On-line version ISSN 2071-0771
Print version ISSN 0075-6458
BRAND, Robert F.; COLLINS, Nacelle and DU PREEZ, P. Johann. A phytosociology survey and vegetation description of inselbergs in the uKhahlamba-Drakensberg Park World Heritage Site, South Africa. Koedoe [online]. 2015, vol.57, n.1, pp.1-12. ISSN 2071-0771. http://dx.doi.org/10.4102/koedoe.v57i1.1233.

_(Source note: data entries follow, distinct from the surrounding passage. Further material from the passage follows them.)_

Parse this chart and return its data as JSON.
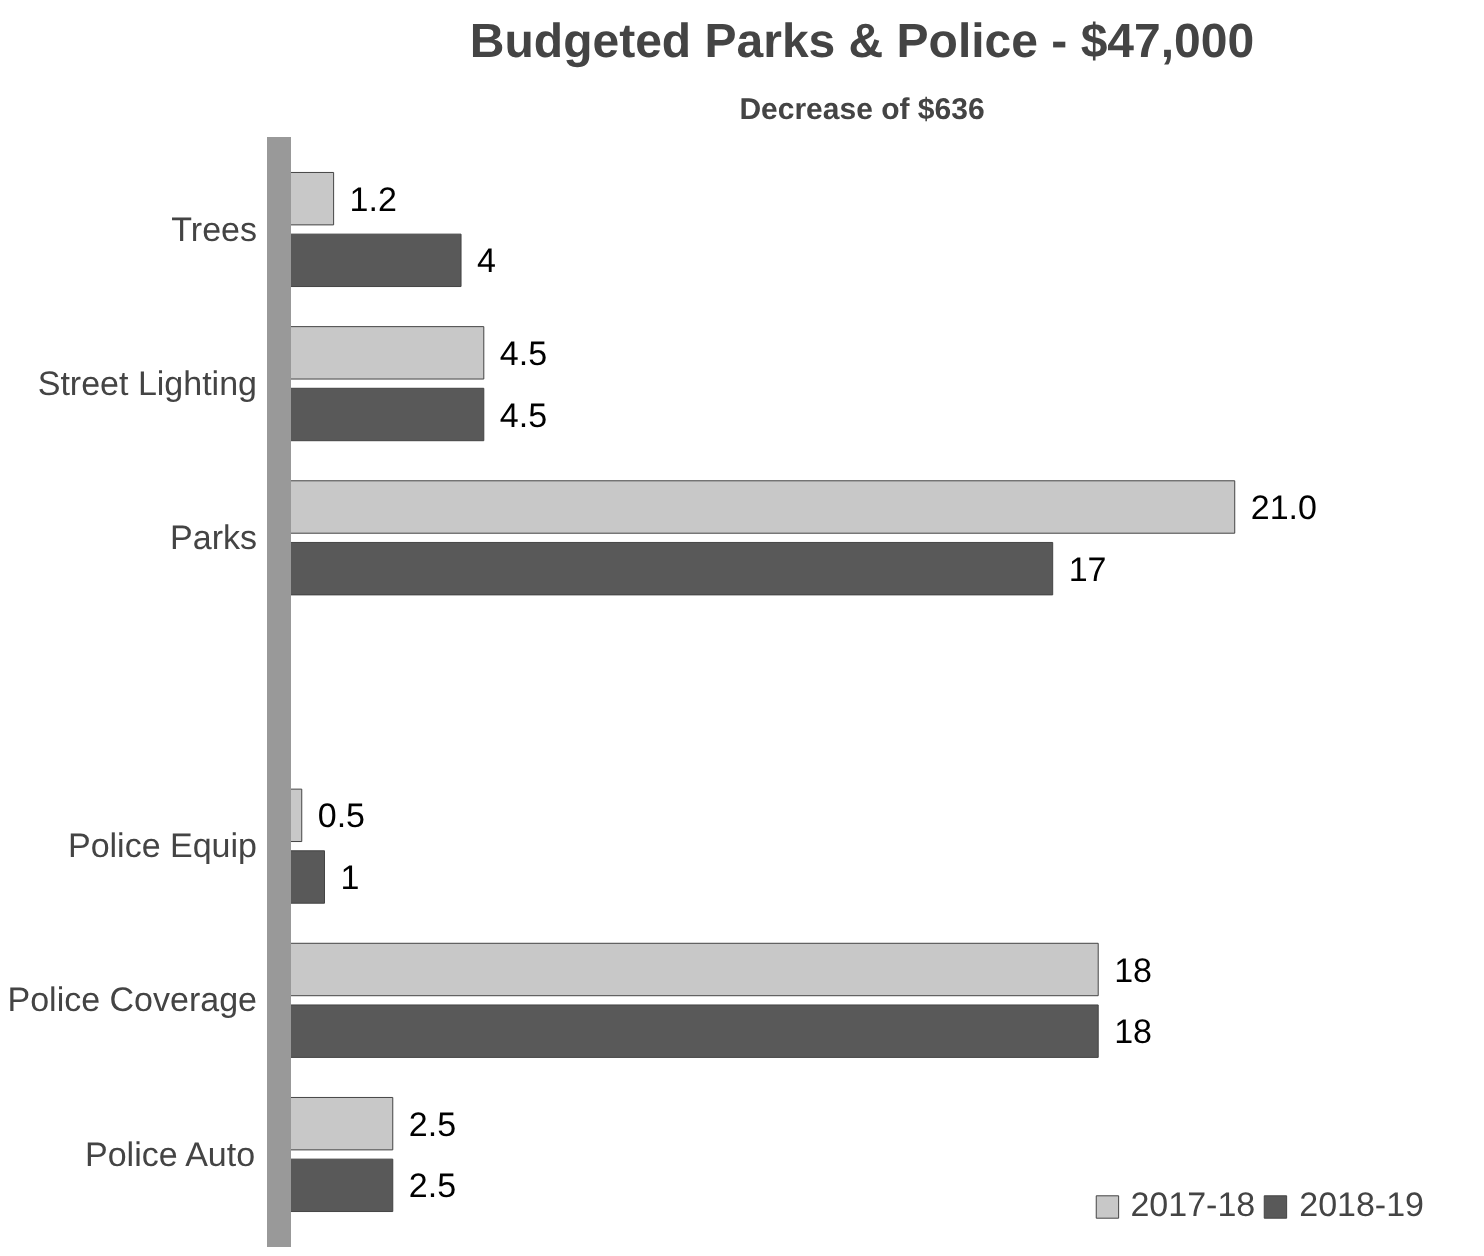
{
  "chart_data": {
    "type": "bar",
    "orientation": "horizontal",
    "title": "Budgeted Parks & Police - $47,000",
    "subtitle": "Decrease of $636",
    "categories": [
      "Trees",
      "Street Lighting",
      "Parks",
      null,
      "Police Equip",
      "Police Coverage",
      "Police Auto"
    ],
    "series": [
      {
        "name": "2017-18",
        "color": "#c8c8c8",
        "values": [
          1.2,
          4.5,
          21.0,
          null,
          0.5,
          18,
          2.5
        ],
        "value_labels": [
          "1.2",
          "4.5",
          "21.0",
          null,
          "0.5",
          "18",
          "2.5"
        ]
      },
      {
        "name": "2018-19",
        "color": "#595959",
        "values": [
          4,
          4.5,
          17,
          null,
          1,
          18,
          2.5
        ],
        "value_labels": [
          "4",
          "4.5",
          "17",
          null,
          "1",
          "18",
          "2.5"
        ]
      }
    ],
    "grid": false,
    "legend": "bottom right"
  }
}
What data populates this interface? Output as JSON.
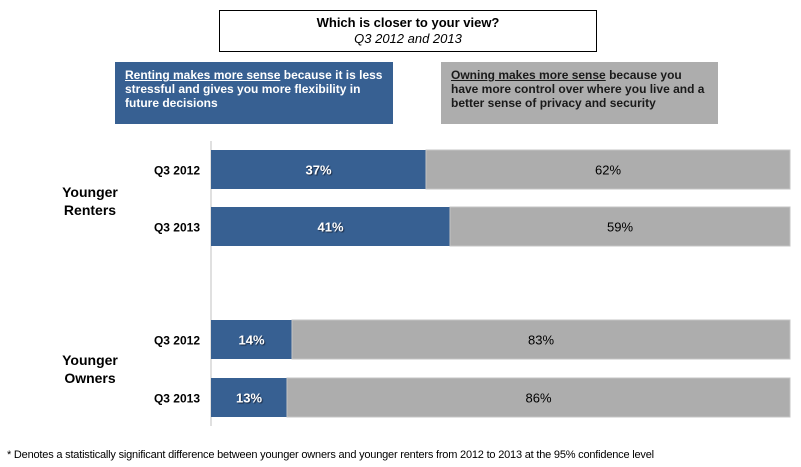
{
  "title": {
    "main": "Which is closer to your view?",
    "subtitle": "Q3 2012 and 2013"
  },
  "legend": [
    {
      "underlined": "Renting makes more sense",
      "rest": " because it is less stressful and gives you more flexibility in future decisions",
      "color": "#376092"
    },
    {
      "underlined": "Owning makes more sense",
      "rest": " because you have more control over where you live and a better sense of privacy and security",
      "color": "#adadad"
    }
  ],
  "footnote": "* Denotes a statistically significant difference between younger owners and younger renters from 2012 to 2013 at the 95% confidence level",
  "chart_data": {
    "type": "bar",
    "orientation": "horizontal",
    "stacked": true,
    "title": "Which is closer to your view?",
    "subtitle": "Q3 2012 and 2013",
    "groups": [
      {
        "name": "Younger Renters",
        "categories": [
          "Q3 2012",
          "Q3 2013"
        ]
      },
      {
        "name": "Younger Owners",
        "categories": [
          "Q3 2012",
          "Q3 2013"
        ]
      }
    ],
    "categories": [
      "Younger Renters Q3 2012",
      "Younger Renters Q3 2013",
      "Younger Owners Q3 2012",
      "Younger Owners Q3 2013"
    ],
    "series": [
      {
        "name": "Renting makes more sense",
        "color": "#376092",
        "label_color": "#ffffff",
        "values": [
          37,
          41,
          14,
          13
        ]
      },
      {
        "name": "Owning makes more sense",
        "color": "#adadad",
        "label_color": "#000000",
        "values": [
          62,
          59,
          83,
          86
        ]
      }
    ],
    "unit": "%",
    "xlim": [
      0,
      100
    ],
    "grid": false,
    "legend_placement": "top"
  }
}
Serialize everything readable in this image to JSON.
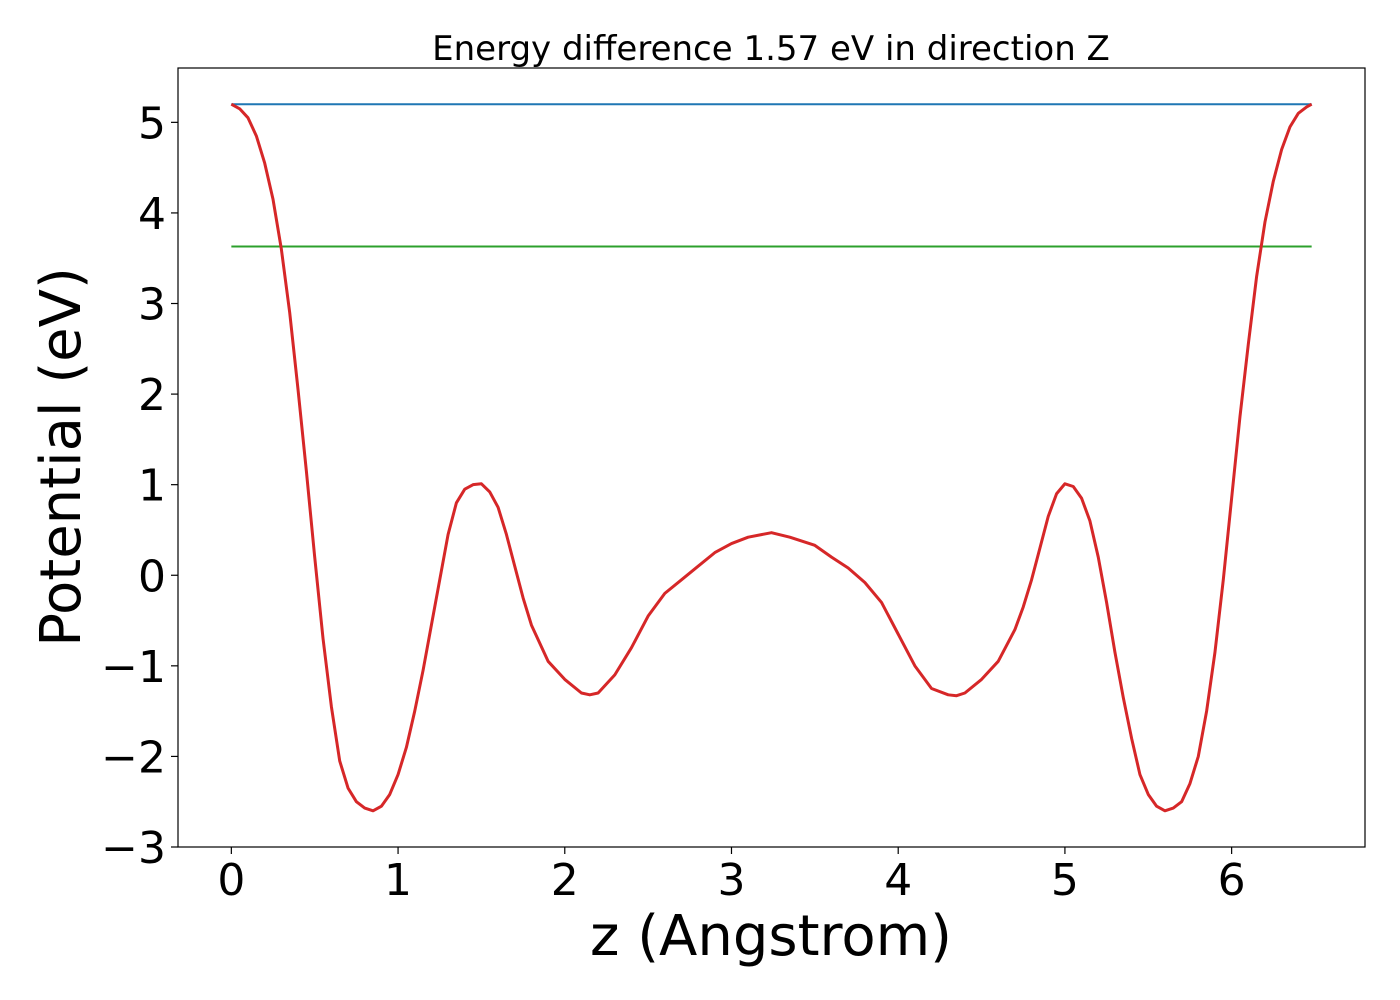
{
  "chart_data": {
    "type": "line",
    "title": "Energy difference 1.57 eV in direction Z",
    "xlabel": "z (Angstrom)",
    "ylabel": "Potential (eV)",
    "xlim": [
      -0.32,
      6.8
    ],
    "ylim": [
      -3.0,
      5.6
    ],
    "xticks": [
      0,
      1,
      2,
      3,
      4,
      5,
      6
    ],
    "yticks": [
      -3,
      -2,
      -1,
      0,
      1,
      2,
      3,
      4,
      5
    ],
    "xtick_labels": [
      "0",
      "1",
      "2",
      "3",
      "4",
      "5",
      "6"
    ],
    "ytick_labels": [
      "−3",
      "−2",
      "−1",
      "0",
      "1",
      "2",
      "3",
      "4",
      "5"
    ],
    "grid": false,
    "series": [
      {
        "color": "#1f77b4",
        "x": [
          0,
          6.48
        ],
        "y": [
          5.2,
          5.2
        ]
      },
      {
        "color": "#2ca02c",
        "x": [
          0,
          6.48
        ],
        "y": [
          3.63,
          3.63
        ]
      },
      {
        "color": "#d62728",
        "x": [
          0,
          0.05,
          0.1,
          0.15,
          0.2,
          0.25,
          0.3,
          0.35,
          0.4,
          0.45,
          0.5,
          0.55,
          0.6,
          0.65,
          0.7,
          0.75,
          0.8,
          0.85,
          0.9,
          0.95,
          1.0,
          1.05,
          1.1,
          1.15,
          1.2,
          1.25,
          1.3,
          1.35,
          1.4,
          1.45,
          1.5,
          1.55,
          1.6,
          1.65,
          1.7,
          1.75,
          1.8,
          1.9,
          2.0,
          2.1,
          2.15,
          2.2,
          2.3,
          2.4,
          2.5,
          2.6,
          2.7,
          2.8,
          2.9,
          3.0,
          3.1,
          3.24,
          3.35,
          3.5,
          3.6,
          3.7,
          3.8,
          3.9,
          4.0,
          4.1,
          4.2,
          4.3,
          4.35,
          4.4,
          4.5,
          4.6,
          4.7,
          4.75,
          4.8,
          4.85,
          4.9,
          4.95,
          5.0,
          5.05,
          5.1,
          5.15,
          5.2,
          5.25,
          5.3,
          5.35,
          5.4,
          5.45,
          5.5,
          5.55,
          5.6,
          5.65,
          5.7,
          5.75,
          5.8,
          5.85,
          5.9,
          5.95,
          6.0,
          6.05,
          6.1,
          6.15,
          6.2,
          6.25,
          6.3,
          6.35,
          6.4,
          6.45,
          6.48
        ],
        "y": [
          5.2,
          5.15,
          5.05,
          4.85,
          4.55,
          4.15,
          3.6,
          2.9,
          2.05,
          1.15,
          0.2,
          -0.7,
          -1.45,
          -2.05,
          -2.35,
          -2.5,
          -2.57,
          -2.6,
          -2.55,
          -2.42,
          -2.2,
          -1.9,
          -1.5,
          -1.05,
          -0.55,
          -0.05,
          0.45,
          0.8,
          0.95,
          1.0,
          1.01,
          0.92,
          0.75,
          0.45,
          0.1,
          -0.25,
          -0.55,
          -0.95,
          -1.15,
          -1.3,
          -1.32,
          -1.3,
          -1.1,
          -0.8,
          -0.45,
          -0.2,
          -0.05,
          0.1,
          0.25,
          0.35,
          0.42,
          0.47,
          0.42,
          0.33,
          0.2,
          0.08,
          -0.08,
          -0.3,
          -0.65,
          -1.0,
          -1.25,
          -1.32,
          -1.33,
          -1.3,
          -1.15,
          -0.95,
          -0.6,
          -0.35,
          -0.05,
          0.3,
          0.65,
          0.9,
          1.01,
          0.98,
          0.85,
          0.6,
          0.2,
          -0.3,
          -0.85,
          -1.35,
          -1.8,
          -2.2,
          -2.42,
          -2.55,
          -2.6,
          -2.57,
          -2.5,
          -2.3,
          -2.0,
          -1.5,
          -0.85,
          -0.05,
          0.85,
          1.75,
          2.55,
          3.3,
          3.9,
          4.35,
          4.7,
          4.95,
          5.1,
          5.17,
          5.2
        ]
      }
    ]
  }
}
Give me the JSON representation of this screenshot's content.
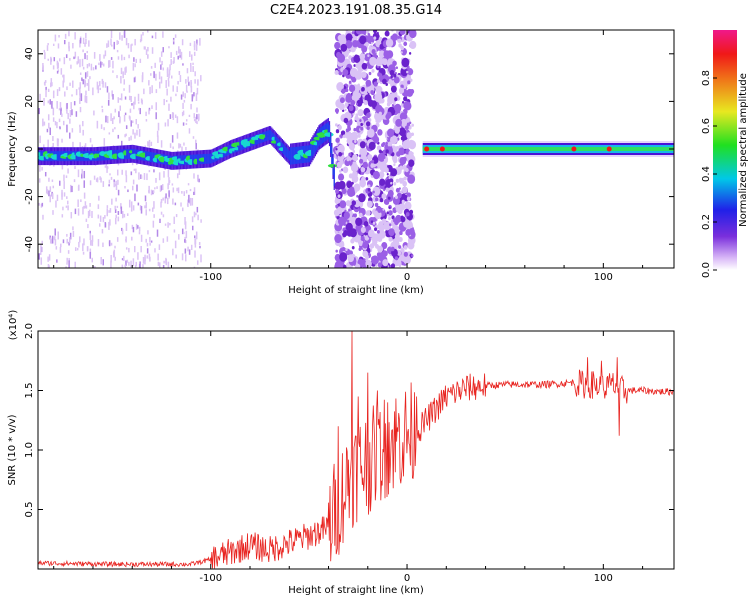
{
  "title": "C2E4.2023.191.08.35.G14",
  "colors": {
    "snr_line": "#e8231f",
    "frame": "#000000"
  },
  "chart_data": [
    {
      "type": "heatmap",
      "xlabel": "Height of straight line (km)",
      "ylabel": "Frequency (Hz)",
      "xlim": [
        -188,
        136
      ],
      "ylim": [
        -50,
        50
      ],
      "xticks": [
        -100,
        0,
        100
      ],
      "yticks": [
        -40,
        -20,
        0,
        20,
        40
      ],
      "ytick_labels": [
        "-40",
        "-20",
        "0",
        "20",
        "40"
      ],
      "grid": false,
      "colorbar": {
        "label": "Normalized spectral amplitude",
        "range": [
          0,
          1
        ],
        "ticks": [
          0.0,
          0.2,
          0.4,
          0.6,
          0.8
        ],
        "tick_labels": [
          "0.0",
          "0.2",
          "0.4",
          "0.6",
          "0.8"
        ],
        "colormap": "rainbow (white-violet-blue-cyan-green-yellow-red-magenta)"
      },
      "ridge_frequency": {
        "x": [
          -188,
          -160,
          -140,
          -120,
          -100,
          -90,
          -80,
          -70,
          -60,
          -50,
          -45,
          -40,
          -37,
          0,
          5,
          10,
          20,
          50,
          100,
          136
        ],
        "y": [
          -3,
          -3,
          -2,
          -5,
          -4,
          0,
          3,
          6,
          -3,
          -2,
          5,
          8,
          -15,
          0,
          0,
          0,
          0,
          0,
          0,
          0
        ]
      }
    },
    {
      "type": "line",
      "xlabel": "Height of straight line (km)",
      "ylabel": "SNR (10 * v/v)",
      "yscale_label": "(x10⁴)",
      "xlim": [
        -188,
        136
      ],
      "ylim": [
        0,
        2.0
      ],
      "xticks": [
        -100,
        0,
        100
      ],
      "yticks": [
        0.5,
        1.0,
        1.5,
        2.0
      ],
      "ytick_labels": [
        "0.5",
        "1.0",
        "1.5",
        "2.0"
      ],
      "grid": false,
      "series": [
        {
          "x": [
            -188,
            -150,
            -110,
            -100,
            -90,
            -80,
            -70,
            -60,
            -50,
            -40,
            -35,
            -30,
            -25,
            -20,
            -15,
            -10,
            -5,
            0,
            5,
            10,
            20,
            30,
            40,
            50,
            60,
            70,
            80,
            85,
            90,
            95,
            100,
            105,
            110,
            120,
            130,
            136
          ],
          "y": [
            0.05,
            0.04,
            0.04,
            0.08,
            0.14,
            0.2,
            0.16,
            0.22,
            0.28,
            0.35,
            0.55,
            0.75,
            0.85,
            0.9,
            0.95,
            1.05,
            1.1,
            1.12,
            1.15,
            1.25,
            1.45,
            1.52,
            1.54,
            1.55,
            1.55,
            1.55,
            1.56,
            1.57,
            1.55,
            1.55,
            1.52,
            1.55,
            1.5,
            1.5,
            1.49,
            1.49
          ],
          "spikes": [
            {
              "x": -35,
              "y": 1.2
            },
            {
              "x": -28,
              "y": 2.0
            },
            {
              "x": -25,
              "y": 1.45
            },
            {
              "x": -20,
              "y": 1.65
            },
            {
              "x": -15,
              "y": 1.5
            },
            {
              "x": -10,
              "y": 1.4
            },
            {
              "x": 5,
              "y": 1.45
            },
            {
              "x": 92,
              "y": 1.78
            },
            {
              "x": 99,
              "y": 1.75
            },
            {
              "x": 107,
              "y": 1.78
            },
            {
              "x": 108,
              "y": 1.12
            }
          ]
        }
      ]
    }
  ]
}
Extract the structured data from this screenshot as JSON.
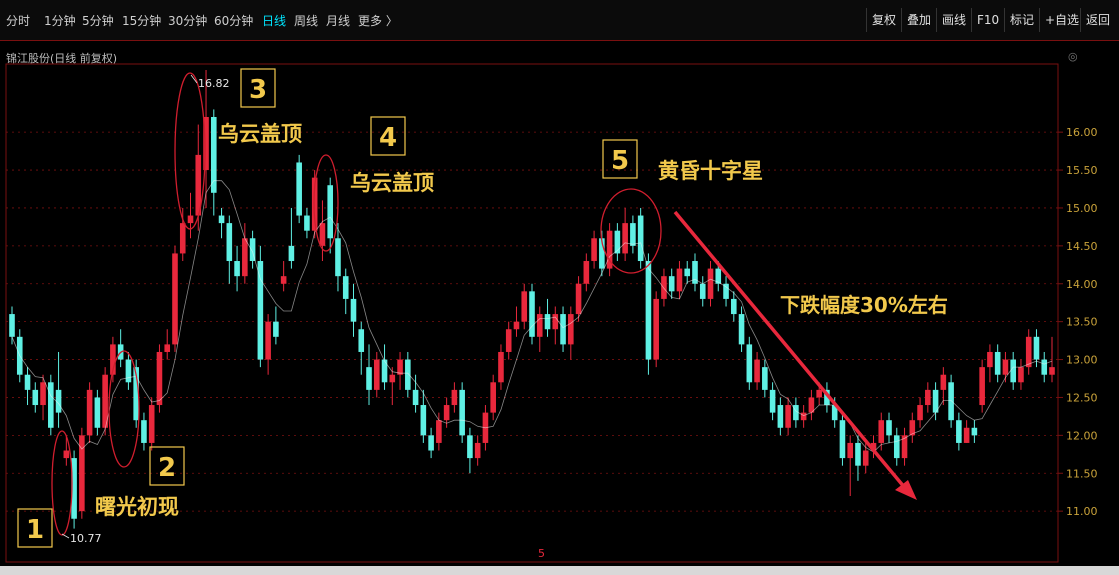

No previous scientific surveys have been conducted on inselbergs in the Drakensberg. The aim of this study was to collect specimens, identify, describe and name the vegetation clusters and assess biogeographical connections with other Afromontane regions. A total of 103 relevés where sampled from six inselbergs. The plant sampling was carried out according to the Braun-Blanquet method with the plant and environmental data entered in TURBOVEG and exported as a Cornell Condensed format file (CC!) into Juice. Classification was completed using TWINSPAN (Two-way Indicator Species Analysis) (modified), resulting in 4 major communities, 11 communities, 13 sub-communities and 18 variants. Ordination (indirect) was carried out using CANOCO (version 4.5) to investigate the relationship between species. The four major communities identified are Rhodohypoxis rubella (wetland grass and forblands), Scirpus ficinioides - Crassula peploides (sheet rock grass and forblands), Pentaschistis exserta (high-altitude alpine grassland), previously undescribed, and Merxmuellera drakensbergensis - Helichrysum trilineatum (high-altitude alpine fynbos grassland), described in other vegetation and floristic studies. Four habitats were identified, namely wetlands, sheet rock shallow soil, high-altitude alpine grassland and deep soil high-altitude fynbos grasslands. Substrate and moisture availability appeared to be the defining micro-climatic conditions determining the different vegetation clusters whilst altitude is the overriding environmental factor influencing all vegetation. CONSERVATION IMPLICATIONS: Rising temperatures as a result of carbon dioxide increase is predicted to drastically decrease the number of endemic and near-endemic montane species, whilst altering the composition of vegetation units which comprise the alpine vegetation.